More information about the institute and how teachers can apply will be announced in the coming months on the program’s website at GildedAndProgressive.com.
– Loyola –
About Loyola University Chicago
Founded in 1870, Loyola University Chicago is one of the nation’s largest Jesuit, Catholic universities, with more than 16,600 students. Nearly 11,500 undergraduates call Loyola home. The University has four campuses: three in the greater Chicago area and one in Rome, Italy, as well as course locations in Saigon-Ho Chi Minh City, Vietnam; Vernon Hills, Illinois (Cuneo Mansion and Gardens); and a Retreat and Ecology Campus in Woodstock, Illinois. The University features 13 schools, colleges, and institutes, including the Quinlan School of Business, Marcella Niehoff School of Nursing, Stritch School of Medicine, College of Arts and Sciences, School of Communication, School of Continuing and Professional Studies, School of Education, School of Law, School of Social Work, Graduate School, Institute of Pastoral Studies, Institute of Environmental Sustainability, and Arrupe College of Loyola University Chicago. Ranked a top national university by U.S. News & World Report, Loyola is also among a select group of universities recognized for community service and engagement by prestigious national organizations like the Carnegie Foundation and the Corporation for National and Community Service. To learn more about Loyola, visit LUC.edu, “like” us at Facebook.com/LoyolaChicago, or follow us on Twitter via @LoyolaChicago or @LoyolaNewsroom.

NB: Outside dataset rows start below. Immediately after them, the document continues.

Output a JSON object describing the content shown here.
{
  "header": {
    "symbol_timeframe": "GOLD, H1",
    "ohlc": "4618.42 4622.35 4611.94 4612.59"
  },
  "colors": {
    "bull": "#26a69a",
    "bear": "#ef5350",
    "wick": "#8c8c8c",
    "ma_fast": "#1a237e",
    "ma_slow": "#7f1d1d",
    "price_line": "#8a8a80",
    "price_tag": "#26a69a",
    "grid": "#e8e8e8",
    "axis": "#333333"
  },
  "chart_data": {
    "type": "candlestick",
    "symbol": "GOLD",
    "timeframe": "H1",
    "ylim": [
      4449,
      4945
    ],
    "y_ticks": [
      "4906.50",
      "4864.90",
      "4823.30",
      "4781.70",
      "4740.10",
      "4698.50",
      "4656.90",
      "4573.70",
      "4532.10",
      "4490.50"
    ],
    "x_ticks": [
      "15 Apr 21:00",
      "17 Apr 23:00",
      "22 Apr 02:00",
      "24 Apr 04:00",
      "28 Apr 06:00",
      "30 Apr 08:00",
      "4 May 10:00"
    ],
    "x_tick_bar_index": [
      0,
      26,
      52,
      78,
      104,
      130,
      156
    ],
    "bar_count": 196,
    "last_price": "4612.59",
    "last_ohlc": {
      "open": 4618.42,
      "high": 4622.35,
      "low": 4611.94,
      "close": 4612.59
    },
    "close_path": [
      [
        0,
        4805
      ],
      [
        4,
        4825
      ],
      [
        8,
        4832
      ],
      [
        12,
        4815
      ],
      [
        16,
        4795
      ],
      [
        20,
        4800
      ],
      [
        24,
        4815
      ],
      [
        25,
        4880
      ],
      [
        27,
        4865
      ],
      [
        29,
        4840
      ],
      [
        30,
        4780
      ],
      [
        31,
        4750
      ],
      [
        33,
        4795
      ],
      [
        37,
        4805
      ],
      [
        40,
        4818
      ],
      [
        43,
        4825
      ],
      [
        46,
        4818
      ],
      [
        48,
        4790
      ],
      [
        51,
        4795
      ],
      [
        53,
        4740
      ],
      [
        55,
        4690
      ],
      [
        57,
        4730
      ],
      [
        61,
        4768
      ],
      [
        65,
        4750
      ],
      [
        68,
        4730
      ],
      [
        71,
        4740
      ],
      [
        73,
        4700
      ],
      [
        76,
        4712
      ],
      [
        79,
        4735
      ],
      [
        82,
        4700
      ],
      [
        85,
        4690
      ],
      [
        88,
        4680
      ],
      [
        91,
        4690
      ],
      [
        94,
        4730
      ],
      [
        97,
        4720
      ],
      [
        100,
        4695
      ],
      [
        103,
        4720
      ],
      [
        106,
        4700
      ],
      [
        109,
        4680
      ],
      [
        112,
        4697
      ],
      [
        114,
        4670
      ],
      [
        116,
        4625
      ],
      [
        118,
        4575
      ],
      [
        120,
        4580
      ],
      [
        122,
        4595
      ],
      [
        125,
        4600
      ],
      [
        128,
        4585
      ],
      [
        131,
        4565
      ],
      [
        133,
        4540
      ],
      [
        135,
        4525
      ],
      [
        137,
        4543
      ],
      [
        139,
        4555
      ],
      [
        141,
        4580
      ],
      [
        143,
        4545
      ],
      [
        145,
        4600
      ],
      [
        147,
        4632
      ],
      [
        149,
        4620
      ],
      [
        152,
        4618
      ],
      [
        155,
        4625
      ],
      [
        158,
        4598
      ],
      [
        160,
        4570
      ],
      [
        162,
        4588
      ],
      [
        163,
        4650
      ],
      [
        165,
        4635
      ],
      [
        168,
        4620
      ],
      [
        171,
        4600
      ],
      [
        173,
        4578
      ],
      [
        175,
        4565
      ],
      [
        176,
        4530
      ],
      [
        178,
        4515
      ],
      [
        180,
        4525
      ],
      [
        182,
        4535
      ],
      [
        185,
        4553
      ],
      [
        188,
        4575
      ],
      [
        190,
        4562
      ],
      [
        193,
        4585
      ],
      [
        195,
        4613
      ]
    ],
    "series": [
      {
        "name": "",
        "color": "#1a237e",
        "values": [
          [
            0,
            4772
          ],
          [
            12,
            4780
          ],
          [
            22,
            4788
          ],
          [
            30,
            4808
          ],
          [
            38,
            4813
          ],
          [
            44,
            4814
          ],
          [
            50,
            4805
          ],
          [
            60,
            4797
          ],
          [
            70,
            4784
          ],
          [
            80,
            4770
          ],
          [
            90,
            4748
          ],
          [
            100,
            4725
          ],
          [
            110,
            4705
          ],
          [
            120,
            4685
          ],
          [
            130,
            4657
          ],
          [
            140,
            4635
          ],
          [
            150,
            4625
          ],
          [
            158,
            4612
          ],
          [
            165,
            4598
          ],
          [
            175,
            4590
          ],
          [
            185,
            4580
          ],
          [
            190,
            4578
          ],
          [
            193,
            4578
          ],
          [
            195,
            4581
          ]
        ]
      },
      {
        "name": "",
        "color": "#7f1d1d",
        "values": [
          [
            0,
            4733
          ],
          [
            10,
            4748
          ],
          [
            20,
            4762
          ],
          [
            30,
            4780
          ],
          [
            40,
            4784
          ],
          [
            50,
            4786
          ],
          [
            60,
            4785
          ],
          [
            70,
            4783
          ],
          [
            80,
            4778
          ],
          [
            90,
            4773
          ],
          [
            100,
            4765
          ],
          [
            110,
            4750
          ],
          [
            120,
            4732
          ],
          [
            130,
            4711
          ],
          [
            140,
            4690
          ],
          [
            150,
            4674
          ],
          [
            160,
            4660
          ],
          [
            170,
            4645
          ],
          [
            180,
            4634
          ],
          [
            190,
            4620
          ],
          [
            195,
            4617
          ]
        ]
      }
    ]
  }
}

About the National Endowment for the Humanities
Created in 1965 as an independent federal agency, the National Endowment for the Humanities supports research and learning in history, literature, philosophy, and other areas of the humanities by funding selected, peer-reviewed proposals from around the nation. Additional information about the National Endowment for the Humanities and its grant programs is available at: www.neh.gov.